Der VW Sharan II bietet jede Menge Platz für Last und Leute. Das hohe Gewicht geht aber auf die Achsen und macht Probleme bei der HU.
Großraumlimousinen bieten reichlich Platz und schlucken viel Gepäck. Eine der erfolgreichsten in Deutschland war der VW Sharan. Die zweite Generation ging 2022 nach fast 12 Jahren Bauzeit ohne Nachfolger in Rente. Die aktuellen Gebrauchwagenpreise beginnen bei rund 4.000 Euro für Fahrzeuge mit hoher Laufleistung.
Über alle Jahrgänge liegen die Mängelquoten des Sharan II über dem Schnitt aller geprüften Fahrzeuge. Der TÜV findet bereits ab der ersten Hauptuntersuchung (HU) überdurchschnittlich häufig Mängel an der Achsaufhängung. Das hohe Gewicht fordert seinen Tribut. Bei älteren Jahrgängen rücken defekte Dämpfer in den Fokus der Experten. Hoher Verschleiß der Bremsscheiben sowie verstellte Scheinwerfer fallen ebenfalls schon früh negativ auf. Ölverlust ist zudem vor allem bei älteren Modellen ein Thema.

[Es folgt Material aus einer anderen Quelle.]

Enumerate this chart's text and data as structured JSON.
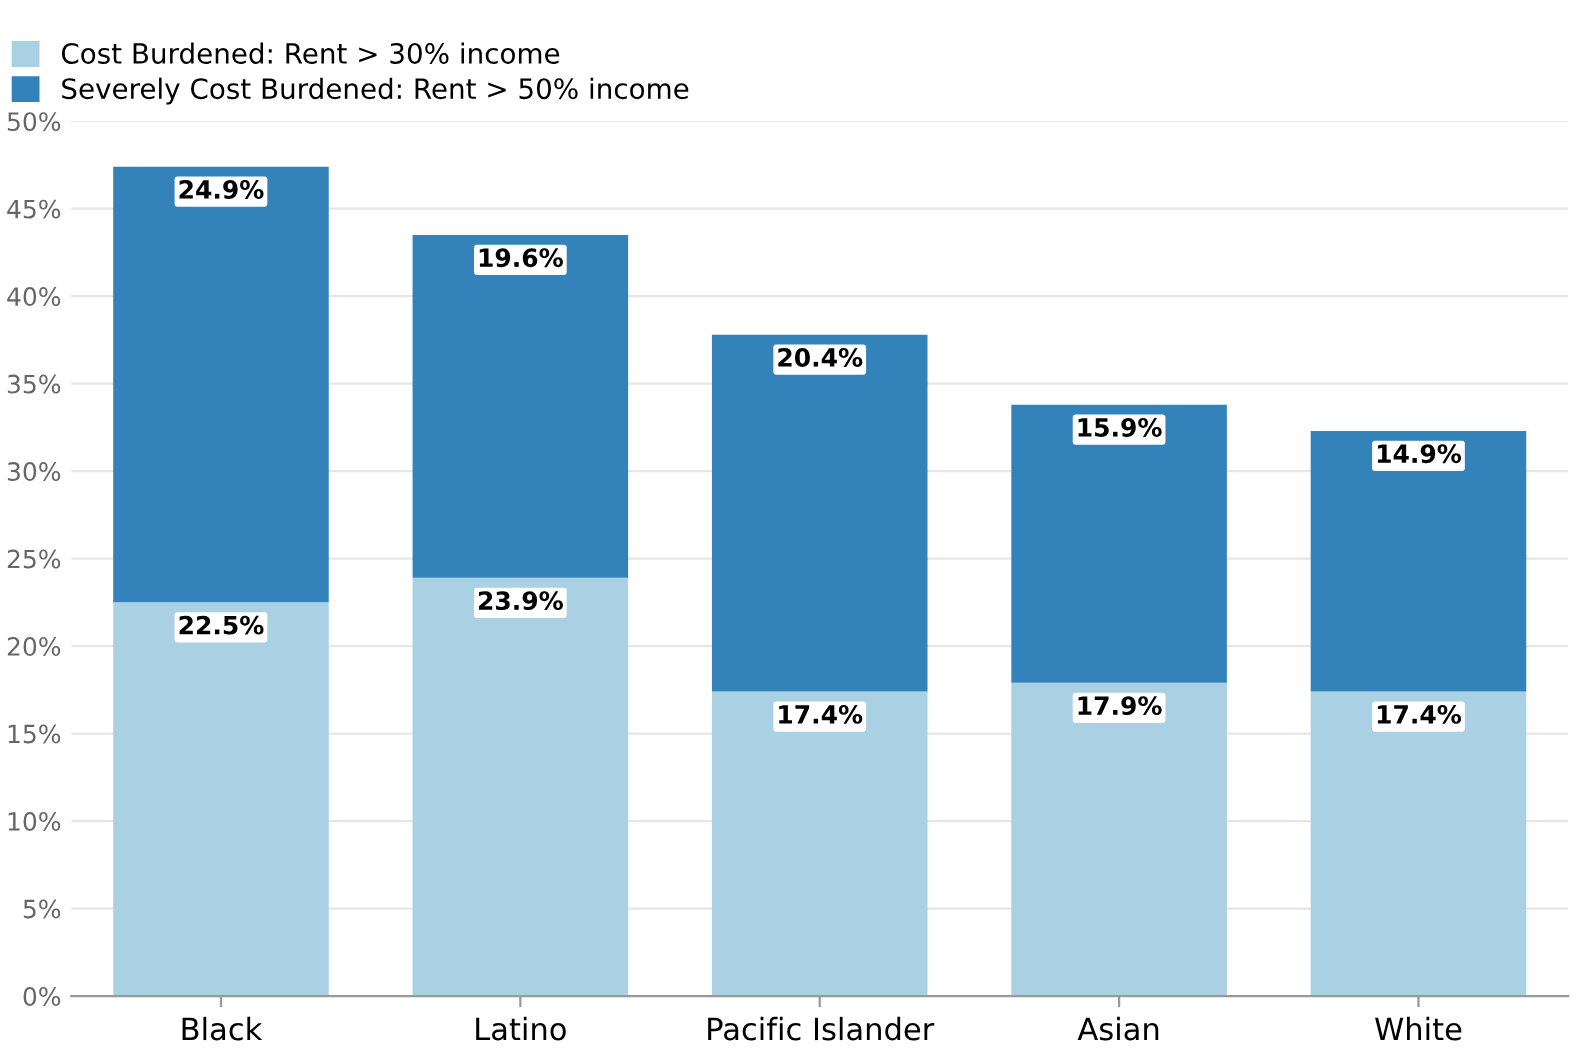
{
  "chart_data": {
    "type": "bar",
    "stacked": true,
    "categories": [
      "Black",
      "Latino",
      "Pacific Islander",
      "Asian",
      "White"
    ],
    "series": [
      {
        "name": "Cost Burdened: Rent > 30% income",
        "color": "#aad0e4",
        "values": [
          22.5,
          23.9,
          17.4,
          17.9,
          17.4
        ],
        "value_labels": [
          "22.5%",
          "23.9%",
          "17.4%",
          "17.9%",
          "17.4%"
        ]
      },
      {
        "name": "Severely Cost Burdened: Rent > 50% income",
        "color": "#3382ba",
        "values": [
          24.9,
          19.6,
          20.4,
          15.9,
          14.9
        ],
        "value_labels": [
          "24.9%",
          "19.6%",
          "20.4%",
          "15.9%",
          "14.9%"
        ]
      }
    ],
    "ylim": [
      0,
      50
    ],
    "yticks": [
      {
        "value": 0,
        "label": "0%"
      },
      {
        "value": 5,
        "label": "5%"
      },
      {
        "value": 10,
        "label": "10%"
      },
      {
        "value": 15,
        "label": "15%"
      },
      {
        "value": 20,
        "label": "20%"
      },
      {
        "value": 25,
        "label": "25%"
      },
      {
        "value": 30,
        "label": "30%"
      },
      {
        "value": 35,
        "label": "35%"
      },
      {
        "value": 40,
        "label": "40%"
      },
      {
        "value": 45,
        "label": "45%"
      },
      {
        "value": 50,
        "label": "50%"
      }
    ],
    "grid": "y",
    "legend": "top left"
  }
}
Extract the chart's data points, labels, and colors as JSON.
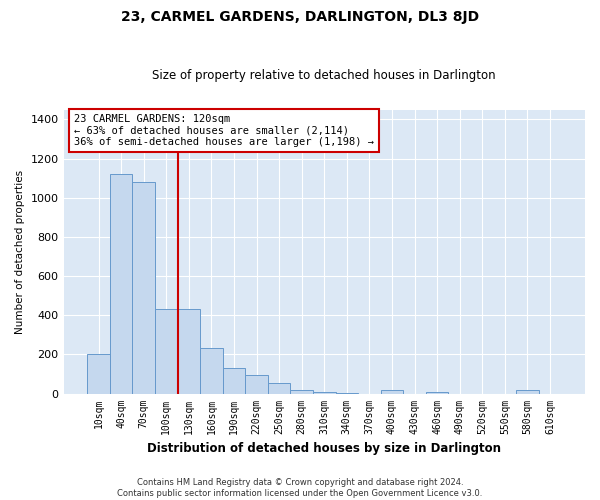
{
  "title": "23, CARMEL GARDENS, DARLINGTON, DL3 8JD",
  "subtitle": "Size of property relative to detached houses in Darlington",
  "xlabel": "Distribution of detached houses by size in Darlington",
  "ylabel": "Number of detached properties",
  "footer_line1": "Contains HM Land Registry data © Crown copyright and database right 2024.",
  "footer_line2": "Contains public sector information licensed under the Open Government Licence v3.0.",
  "annotation_line1": "23 CARMEL GARDENS: 120sqm",
  "annotation_line2": "← 63% of detached houses are smaller (2,114)",
  "annotation_line3": "36% of semi-detached houses are larger (1,198) →",
  "bar_color": "#c5d8ee",
  "bar_edge_color": "#6699cc",
  "marker_color": "#cc0000",
  "annotation_box_color": "#cc0000",
  "background_color": "#dce8f5",
  "categories": [
    "10sqm",
    "40sqm",
    "70sqm",
    "100sqm",
    "130sqm",
    "160sqm",
    "190sqm",
    "220sqm",
    "250sqm",
    "280sqm",
    "310sqm",
    "340sqm",
    "370sqm",
    "400sqm",
    "430sqm",
    "460sqm",
    "490sqm",
    "520sqm",
    "550sqm",
    "580sqm",
    "610sqm"
  ],
  "values": [
    200,
    1120,
    1080,
    430,
    430,
    235,
    130,
    95,
    55,
    20,
    8,
    5,
    0,
    18,
    0,
    8,
    0,
    0,
    0,
    20,
    0
  ],
  "ylim": [
    0,
    1450
  ],
  "yticks": [
    0,
    200,
    400,
    600,
    800,
    1000,
    1200,
    1400
  ],
  "property_line_x": 3.5
}
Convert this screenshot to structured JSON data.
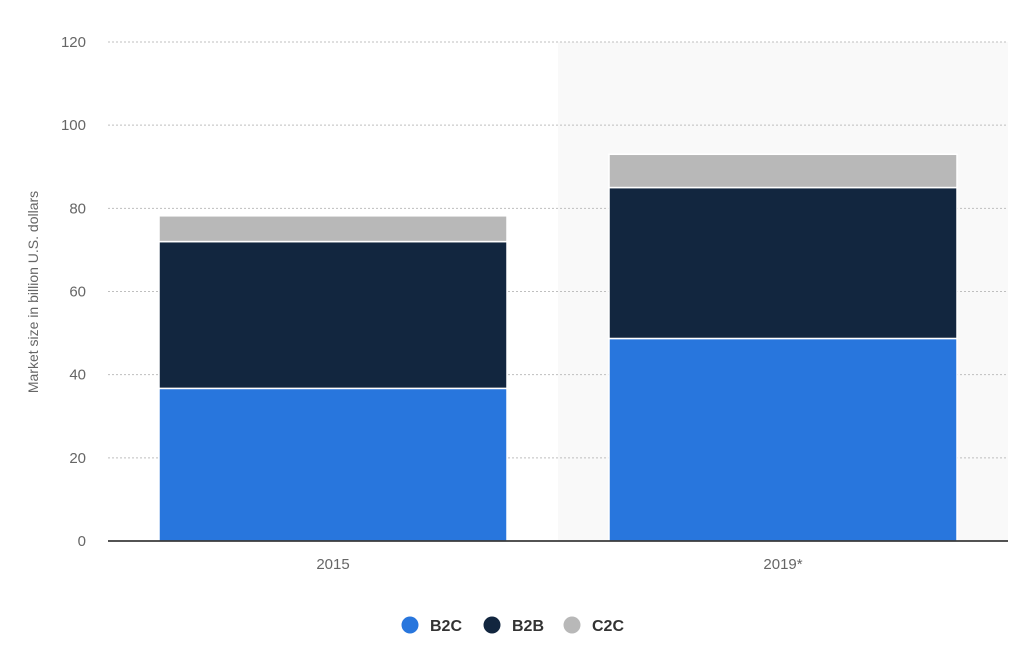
{
  "chart_data": {
    "type": "bar",
    "stacked": true,
    "categories": [
      "2015",
      "2019*"
    ],
    "series": [
      {
        "name": "B2C",
        "values": [
          36.7,
          48.7
        ],
        "color": "#2876dd"
      },
      {
        "name": "B2B",
        "values": [
          35.3,
          36.3
        ],
        "color": "#12263f"
      },
      {
        "name": "C2C",
        "values": [
          6.2,
          8.0
        ],
        "color": "#b8b8b8"
      }
    ],
    "title": "",
    "xlabel": "",
    "ylabel": "Market size in billion U.S. dollars",
    "ylim": [
      0,
      120
    ],
    "yticks": [
      0,
      20,
      40,
      60,
      80,
      100,
      120
    ],
    "grid": true,
    "grid_style": "dotted",
    "forecast_shading_category": "2019*",
    "forecast_shading_color": "#f9f9f9",
    "legend_placement": "bottom-center"
  }
}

Auch Modelle mit dritter Sitzreihe
Der 4,85 Meter lange Sharan eignet sich als Personentransporter oder als Lademeister. Wer oft mit Kind und Kegel unterwegs ist, sucht nach Modellen mit sieben Sitzplätzen. Vorne und in der zweiten Reihe geht es luftig zu, die optionale dritte Sitzreihe ist eher für Kinder geeignet. Die drei Einzelsitze in der zweiten Reihe lassen sich umlegen und verschieben, im Gegensatz zur ersten Sharan-Generation können sie aber nicht mehr ausgebaut werden. Das Kofferraumvolumen variiert in der fünfsitzigen Konfiguration je nach Sitzstellung zwischen 955 und 2.430 Litern, im Siebensitzer stehen noch 300 bis rund 2.300 Liter zum Beladen bereit.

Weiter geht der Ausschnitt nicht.